Demokrasinin en üst aşaması: Koalisyon

ŞERİAT, yolsuzluk, cemaat kayırması ve avanta cephesinin gözdesi olan Başbakan R.T. Erdoğan 19 Ocak 2006 günü Ankara Sanayi Odası’nın ödül töreninde yaptığı çok veciz bir konuşmada demokrasi anlayışını bir kez daha iki hamlede açıklamıştır.

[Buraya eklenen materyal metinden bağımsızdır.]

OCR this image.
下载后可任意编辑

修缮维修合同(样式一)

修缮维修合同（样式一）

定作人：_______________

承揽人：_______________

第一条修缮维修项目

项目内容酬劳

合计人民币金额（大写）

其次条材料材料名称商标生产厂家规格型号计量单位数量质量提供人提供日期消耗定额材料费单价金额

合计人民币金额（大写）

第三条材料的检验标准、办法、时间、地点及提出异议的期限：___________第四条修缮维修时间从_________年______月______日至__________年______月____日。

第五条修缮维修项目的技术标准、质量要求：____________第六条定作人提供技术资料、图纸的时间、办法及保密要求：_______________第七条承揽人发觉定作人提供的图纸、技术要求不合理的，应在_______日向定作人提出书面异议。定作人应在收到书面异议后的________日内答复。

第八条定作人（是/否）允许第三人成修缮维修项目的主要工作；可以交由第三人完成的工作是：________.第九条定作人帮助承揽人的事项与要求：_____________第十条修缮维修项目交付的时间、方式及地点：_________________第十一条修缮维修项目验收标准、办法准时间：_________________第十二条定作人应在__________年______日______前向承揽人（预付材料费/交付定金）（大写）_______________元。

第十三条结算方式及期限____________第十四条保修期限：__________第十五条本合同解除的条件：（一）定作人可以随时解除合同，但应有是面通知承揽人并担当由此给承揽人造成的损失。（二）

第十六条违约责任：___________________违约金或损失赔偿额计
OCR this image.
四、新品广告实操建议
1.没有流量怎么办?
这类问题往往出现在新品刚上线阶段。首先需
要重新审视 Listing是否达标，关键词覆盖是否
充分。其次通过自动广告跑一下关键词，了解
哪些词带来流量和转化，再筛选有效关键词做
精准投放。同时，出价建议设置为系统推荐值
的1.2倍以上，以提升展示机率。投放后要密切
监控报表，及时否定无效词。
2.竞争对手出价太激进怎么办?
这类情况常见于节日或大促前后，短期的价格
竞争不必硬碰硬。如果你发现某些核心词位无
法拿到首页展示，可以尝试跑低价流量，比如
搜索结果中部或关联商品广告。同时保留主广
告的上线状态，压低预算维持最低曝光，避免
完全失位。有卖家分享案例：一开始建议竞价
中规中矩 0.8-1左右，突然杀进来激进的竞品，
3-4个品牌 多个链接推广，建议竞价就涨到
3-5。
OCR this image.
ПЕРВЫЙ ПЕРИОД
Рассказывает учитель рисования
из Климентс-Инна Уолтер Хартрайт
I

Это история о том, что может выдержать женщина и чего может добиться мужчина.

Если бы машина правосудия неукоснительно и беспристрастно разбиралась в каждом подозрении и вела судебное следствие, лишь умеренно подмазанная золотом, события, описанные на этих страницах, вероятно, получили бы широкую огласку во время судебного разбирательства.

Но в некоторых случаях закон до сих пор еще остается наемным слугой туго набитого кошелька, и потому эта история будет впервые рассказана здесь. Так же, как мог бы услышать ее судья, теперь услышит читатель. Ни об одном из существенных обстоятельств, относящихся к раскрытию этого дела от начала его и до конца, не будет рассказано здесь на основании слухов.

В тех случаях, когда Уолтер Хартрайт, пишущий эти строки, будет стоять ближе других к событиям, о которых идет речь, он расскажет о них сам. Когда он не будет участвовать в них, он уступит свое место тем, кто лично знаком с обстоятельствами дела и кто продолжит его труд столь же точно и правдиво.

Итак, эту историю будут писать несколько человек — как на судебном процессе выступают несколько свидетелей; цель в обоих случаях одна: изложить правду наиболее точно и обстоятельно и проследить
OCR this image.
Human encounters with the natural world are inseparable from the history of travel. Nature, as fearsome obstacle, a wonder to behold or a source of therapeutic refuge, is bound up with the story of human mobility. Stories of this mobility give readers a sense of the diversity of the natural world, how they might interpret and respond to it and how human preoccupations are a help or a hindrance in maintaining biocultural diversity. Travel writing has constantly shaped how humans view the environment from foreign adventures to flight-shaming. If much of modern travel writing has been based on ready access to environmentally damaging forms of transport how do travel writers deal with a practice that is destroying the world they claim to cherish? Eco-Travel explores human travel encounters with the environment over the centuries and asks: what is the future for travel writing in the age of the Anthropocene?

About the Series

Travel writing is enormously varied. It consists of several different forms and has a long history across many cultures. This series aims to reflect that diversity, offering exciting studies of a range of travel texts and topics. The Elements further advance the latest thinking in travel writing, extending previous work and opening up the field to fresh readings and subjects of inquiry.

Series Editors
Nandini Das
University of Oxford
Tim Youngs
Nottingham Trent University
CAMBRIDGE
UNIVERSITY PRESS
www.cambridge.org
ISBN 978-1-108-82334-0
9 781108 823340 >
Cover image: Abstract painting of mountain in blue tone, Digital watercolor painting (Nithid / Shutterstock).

İHANET İÇİNDEKİLERE FIRSAT VERMEYİZ

Birinci hamle:

" Kimse erken seçim beklentisi içinde olmasın. Biz ülkemize ihanet hesapları içinde olanlara fırsat vermeyiz."
(Milliyet, 20.1.2006)

Erken seçim beklentisi içinde olmak bireylerin ve partilerin en demokratik hakkıdır. Böyle bir demokratik hakkı kullanmak istemenin vatana ihanetle ne gibi bir ilişkisi olabilir? Erken seçim istemenin ülkeye ihanetle hiçbir ilişkisi yoktur. Ama erken seçim beklentisi içinde olmayı ülkeye ihanet olarak tanımlamak tam anlamıyla demokrasiye ihanettir, tipik bir despotik tavırdır.

İKİNCİ HAMLE GÖZ KAMAŞTIRICI

Çok partili dönemden (1950) bu yana, 59 yılda 59 hükümetin değiştiğini hatırlatan ve güven ve istikrarın temelinde tek parti iktidarı bulunduğunu vurgulayan Erdoğan’ın ikinci hamlesi birincisinden de göz kamaştırıcı:

"Türkiye maalesef koalisyon kültürüne hazır bir ülke değil. Koalisyon kültürünü hazmedememiştir. Ülkedeki bir koalisyon dönemlerine, bir de tek partili iktidarlara bakın. Koalisyon dönemlerinde Türkiye kazandıklarını kaybedip geri gitmiştir."

Yetenekli bir savcı Başbakan’ın bu cümlesini hiç sıkıntıya düşmeden TCK’nın 301. maddesine sokabilir! "Türkiye’nin koalisyon kültürünü hazmedememesi ne demek? Türklüğe hakaret değil mi?" diye sorabilir. Başbakan böyle bir soruya layıktır!

Öte yandan, Başbakan yüzmenin havada ve karada değil denizde ya da suda öğrenildiğini bilmiyor galiba. Koalisyonla yönetilmeden koalisyon kültürünü nasıl özümseyecek bu ülke?

KUŞTAN KORKAN DARI EKMEZ

Koalisyon, o pek sevilip sık sık tekrarlanan milli iradenin tecellisi değil midir? Siz yüzde 25 oyla TBMM’de yüzde 65’lik bir çoğunluk sağlayıp tiranik bir saltanat kuracaksınız, yüzde altmış dolaylarında oy alan üç partinin kuracağı koalisyon hükümeti muteber olmayacak!

Gerekçe: Nazenin istikrar kaygısı! Kuştan korkan tarlaya darı ekmez, istikrarsızlıktan korkan demokratik seçim, demokratik yönetim istemez. Bu kadar basit!

Bilmeyenlere haber vereyim: İtalya, politik istikrarsızlıklara karşın kalkınmayı becermiştir!

İSTİKRAR DEMOKRASİ ÖLÇÜSÜ OLURSA...

Seçimler yaklaştıkça ve AKP iktidardan uzaklaştıkça başta Avrupa Birliği şövalyeleri ile yurtiçinin AB silahşörleri olmak üzere birtakım zevatın koalisyonu kötülediklerine tanık olacağız. Şunu kesinlikle söyleyeyim demokrasinin istikrar sağlamak gibi bir amacı yoktur. Demokrasi ilkin halkın oyunu yansıtır, sonra kurum ve kuruluşlarının demokratik ilkeler içinde ve doğrultusunda uygulanmasına dikkat eder.

Ülkenin güvenliği söz konusu olduğu zaman "demokrasi de demokrasi" diye tepinenler, demokratik düşüncenin gerçek yansıması olan koalisyona karşı çıkıyorlar. İstikrar demokrasinin ölçüsü olduğu zaman her türlü despotik rejim meşruiyet kazanır.